DP10949 On the separation of monetary and prudential policy: how much of the pre-crisis consensus remains?
|Author(s):||Stephen G Cecchetti|
|Publication Date:||November 2015|
|Keyword(s):||capital requirements, financial stability policy, monetary policy, prudential policy, stress tests|
|JEL(s):||E52, G01, G28|
|Programme Areas:||International Macroeconomics and Finance|
|Link to this Page:||cepr.org/active/publications/discussion_papers/dp.php?dpno=10949|
Prior to the crisis, monetary policymakers and prudential authorities had clearly defined tools and goals with little or no conflict. The crisis revealed a variety of overlaps, where one set of policies seem to influence those in another.
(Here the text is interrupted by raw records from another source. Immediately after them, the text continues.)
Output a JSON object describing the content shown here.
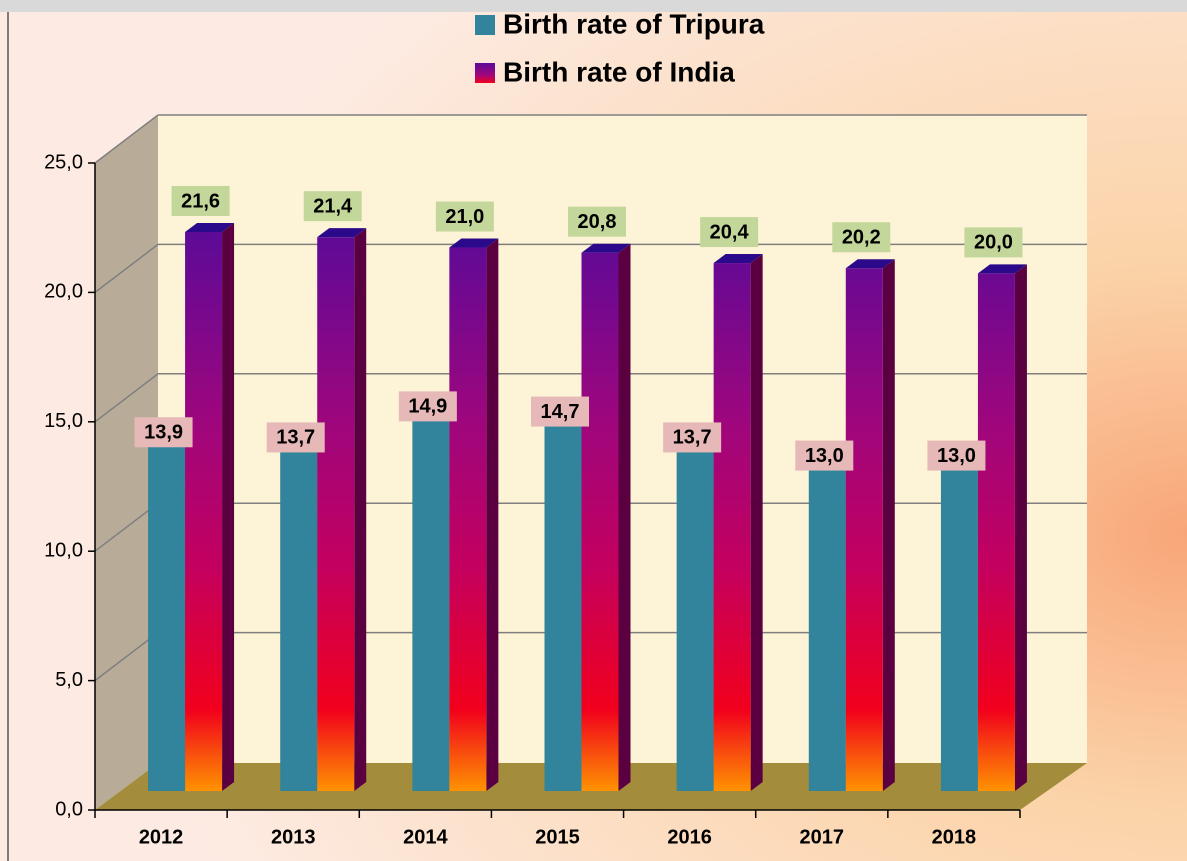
{
  "chart_data": {
    "type": "bar",
    "categories": [
      "2012",
      "2013",
      "2014",
      "2015",
      "2016",
      "2017",
      "2018"
    ],
    "series": [
      {
        "name": "Birth rate of Tripura",
        "color": "#31849b",
        "values": [
          13.9,
          13.7,
          14.9,
          14.7,
          13.7,
          13.0,
          13.0
        ],
        "value_labels": [
          "13,9",
          "13,7",
          "14,9",
          "14,7",
          "13,7",
          "13,0",
          "13,0"
        ]
      },
      {
        "name": "Birth rate of India",
        "color": "#6a0d91",
        "values": [
          21.6,
          21.4,
          21.0,
          20.8,
          20.4,
          20.2,
          20.0
        ],
        "value_labels": [
          "21,6",
          "21,4",
          "21,0",
          "20,8",
          "20,4",
          "20,2",
          "20,0"
        ]
      }
    ],
    "ylim": [
      0,
      25
    ],
    "yticks": [
      {
        "value": 0,
        "label": "0,0"
      },
      {
        "value": 5,
        "label": "5,0"
      },
      {
        "value": 10,
        "label": "10,0"
      },
      {
        "value": 15,
        "label": "15,0"
      },
      {
        "value": 20,
        "label": "20,0"
      },
      {
        "value": 25,
        "label": "25,0"
      }
    ],
    "grid": true
  }
}
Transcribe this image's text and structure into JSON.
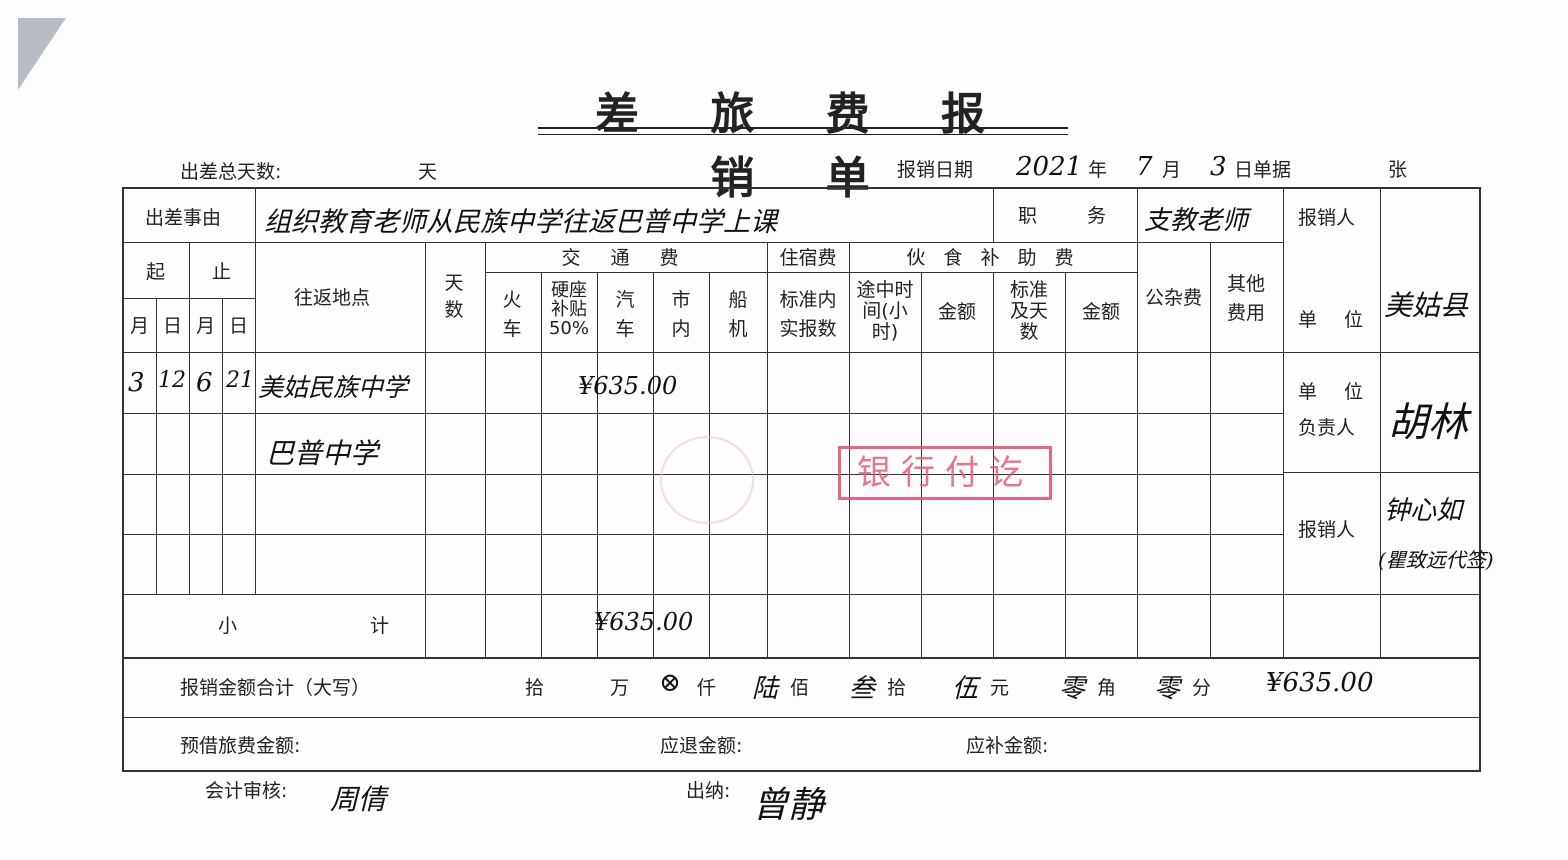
{
  "title": "差 旅 费 报 销 单",
  "header": {
    "total_days_label": "出差总天数:",
    "days_unit": "天",
    "date_label": "报销日期",
    "year": "2021",
    "year_label": "年",
    "month": "7",
    "month_label": "月",
    "day": "3",
    "day_receipt_label": "日单据",
    "sheets_unit": "张"
  },
  "reason": {
    "label": "出差事由",
    "value": "组织教育老师从民族中学往返巴普中学上课",
    "position_label": "职　　务",
    "position_value": "支教老师"
  },
  "columns": {
    "start": "起",
    "end": "止",
    "month": "月",
    "day": "日",
    "route": "往返地点",
    "days": "天数",
    "transport": "交 通 费",
    "train": "火车",
    "hard_seat": "硬座补贴50%",
    "bus": "汽车",
    "city": "市内",
    "ship_plane": "船机",
    "lodging": "住宿费",
    "lodging_actual": "标准内实报数",
    "meal": "伙 食 补 助 费",
    "travel_hours": "途中时间(小时)",
    "amount1": "金额",
    "standard_days": "标准及天数",
    "amount2": "金额",
    "misc": "公杂费",
    "other": "其他费用"
  },
  "rows": [
    {
      "start_month": "3",
      "start_day": "12",
      "end_month": "6",
      "end_day": "21",
      "route": "美姑民族中学",
      "transport": "¥635.00"
    },
    {
      "route": "巴普中学"
    }
  ],
  "subtotal": {
    "label_a": "小",
    "label_b": "计",
    "transport": "¥635.00"
  },
  "total_words": {
    "label": "报销金额合计（大写）",
    "units": [
      "拾",
      "万",
      "仟",
      "佰",
      "拾",
      "元",
      "角",
      "分"
    ],
    "digits": [
      "",
      "",
      "⊗",
      "陆",
      "叁",
      "伍",
      "零",
      "零"
    ],
    "amount": "¥635.00"
  },
  "footer": {
    "advance_label": "预借旅费金额:",
    "refund_label": "应退金额:",
    "supplement_label": "应补金额:"
  },
  "sign": {
    "claimant_label": "报销人",
    "unit_label": "单　位",
    "unit_value": "美姑县",
    "head_label_1": "单　位",
    "head_label_2": "负责人",
    "head_sign": "胡林",
    "claimant2_label": "报销人",
    "claimant_sign": "钟心如",
    "claimant_sign_2": "(瞿致远代签)",
    "accountant_label": "会计审核:",
    "accountant_sign": "周倩",
    "cashier_label": "出纳:",
    "cashier_sign": "曾静"
  },
  "stamp": "银行付讫"
}
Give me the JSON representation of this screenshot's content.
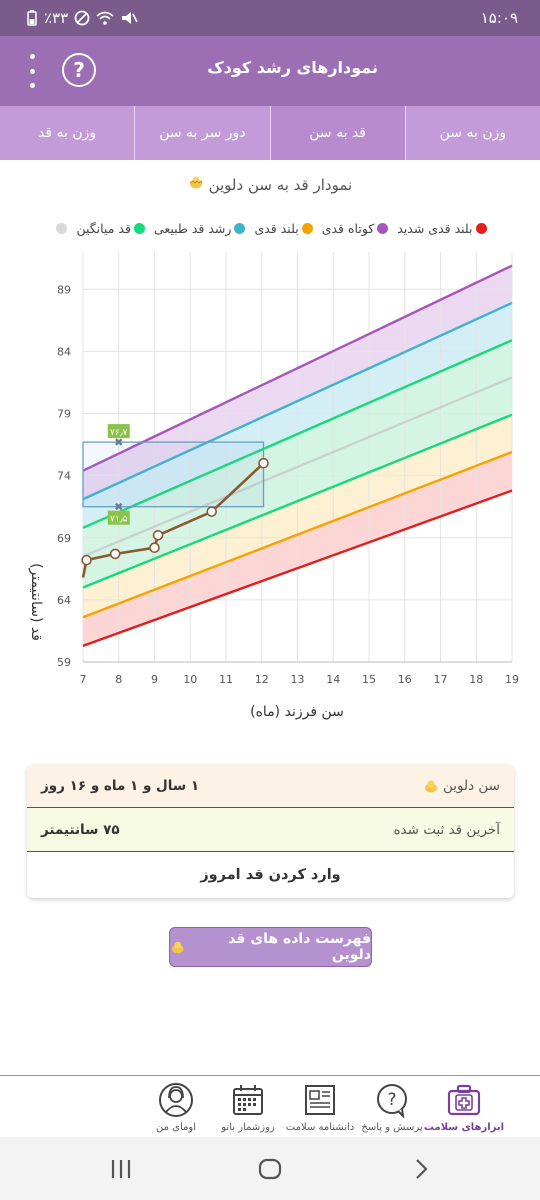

Does this mean that two policy realms can no longer remain separate? I address the question by first asking whether monetary policy creates significant financial stability risks. My answer is generally no. Given that, central bankers should refrain from reacting to financial stability risks in most circumstances. Instead, the job of safeguarding the financial system should be left, as it was prior to the crisis, to prudential policymakers. But how can prudential policy best maintain financial stability? I argue that, given our current state of knowledge, stress tests are the best tool to ensure crisis will be rare and not terribly severe. So, my answer to the question in the title is that the pre-crisis consensus remains largely intact.